Sunday, November 26, 2017

Fabricating the forward fender/dock line locker

Perhaps one of the most controversial additions we made to the visible exterior lines of Third Wave was the forward rope/fender locker.  Die hard Chris Craft Commander purists will barf all over it and might even send death threats once they see it.  But Mary Mar had very little in the way of storage and we did not want to have to walk fenders and lines fore and aft.  With the understanding that some people love them, I will say that I am not a fan of crud that is tied to the bow rail (like fender baskets).  In my experience they are always falling apart, leaving your fenders to bake in the sun and loosening up on the rail any chance they get.  I also just don’t like the way they look even when new and I really don’t like them when they are a bit rusty and carrying sun damaged fenders around.  Pretty much nothing short of stainless steel handles the sun like gel coat.  So we decided to install a large forward dock line/fender locker.

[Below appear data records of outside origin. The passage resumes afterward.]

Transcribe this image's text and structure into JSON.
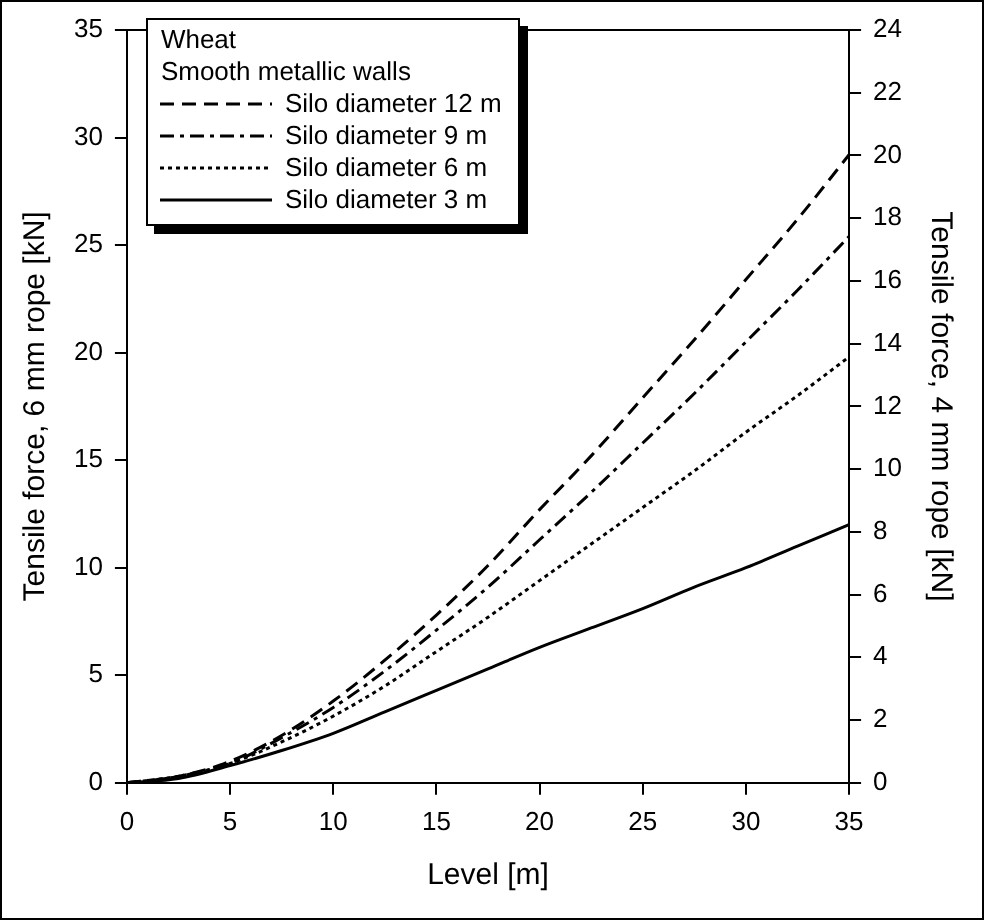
{
  "chart_data": {
    "type": "line",
    "xlabel": "Level [m]",
    "ylabel": "Tensile force, 6 mm rope [kN]",
    "y2label": "Tensile force, 4 mm rope [kN]",
    "legend_title": "Wheat\nSmooth metallic walls",
    "legend": "top left",
    "marker": "none",
    "x": [
      0,
      2.5,
      5,
      7.5,
      10,
      12.5,
      15,
      17.5,
      20,
      22.5,
      25,
      27.5,
      30,
      32.5,
      35
    ],
    "series": [
      {
        "name": "Silo diameter 12 m",
        "color": "#000000",
        "line_style": "dashed",
        "values": [
          0,
          0.3,
          1.0,
          2.2,
          3.8,
          5.7,
          7.8,
          10.1,
          12.7,
          15.2,
          17.9,
          20.6,
          23.4,
          26.2,
          29.2
        ]
      },
      {
        "name": "Silo diameter 9 m",
        "color": "#000000",
        "line_style": "dashdot",
        "values": [
          0,
          0.3,
          0.9,
          2.1,
          3.5,
          5.2,
          7.1,
          9.1,
          11.3,
          13.5,
          15.8,
          18.1,
          20.5,
          22.9,
          25.4
        ]
      },
      {
        "name": "Silo diameter 6 m",
        "color": "#000000",
        "line_style": "dotted",
        "values": [
          0,
          0.3,
          0.9,
          1.9,
          3.1,
          4.5,
          6.1,
          7.7,
          9.4,
          11.1,
          12.8,
          14.5,
          16.3,
          18.0,
          19.8
        ]
      },
      {
        "name": "Silo diameter 3 m",
        "color": "#000000",
        "line_style": "solid",
        "values": [
          0,
          0.2,
          0.8,
          1.5,
          2.3,
          3.3,
          4.3,
          5.3,
          6.3,
          7.2,
          8.1,
          9.1,
          10.0,
          11.0,
          12.0
        ]
      }
    ],
    "xlim": [
      0,
      35
    ],
    "xticks": [
      0,
      5,
      10,
      15,
      20,
      25,
      30,
      35
    ],
    "ylim": [
      0,
      35
    ],
    "yticks": [
      0,
      5,
      10,
      15,
      20,
      25,
      30,
      35
    ],
    "y2lim": [
      0,
      24
    ],
    "y2ticks": [
      0,
      2,
      4,
      6,
      8,
      10,
      12,
      14,
      16,
      18,
      20,
      22,
      24
    ]
  }
}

We started this project by buying a pre-made hatch from Ebay.  For this project we wanted a more professional water channel than the square one that we implemented for the back deck hatch.  In order to do this, we used the hatch to create a router template in a sheet of ¼” flat birch plywood.

The wooden router template is shown below.

The router template was then used with a half round bit to cut the initial channel in the coosa top piece of the locker.

The channel was cut such that the edge of the hatch would fit down into the depression we created.  We then built up the height of the channel by adding material on both sides of it combined with hours of hand sanding, fitting and shaping.

Then we added the initial sides and then just kept slowly adding layers of glass to the sides of the channel in order to reduce the gap between the hatch and the top to well under 1/4”.  


We then took the unit to the boat to try to figure out the exact end height that we would go with.  For various reasons it was decided to make the unit taller by adding a base to what had been fabricated at home.

The base (and the whole unit except the hatch cover) was fabricated from Coosa.
 

It was cold in Virginia at the time so we created a small curing tent fed by a propane heater.  We put our parts in here each time we needed something like glass or gel coat to cure quickly (or at all…).
The resulting box was glassed to the foredeck both on the inside and on the outside and then everything was faired in.  It’s still waiting to be sprayed with gel coat.
It’s not fancy but it will hold a lot of stuff and that’s what we needed to get done.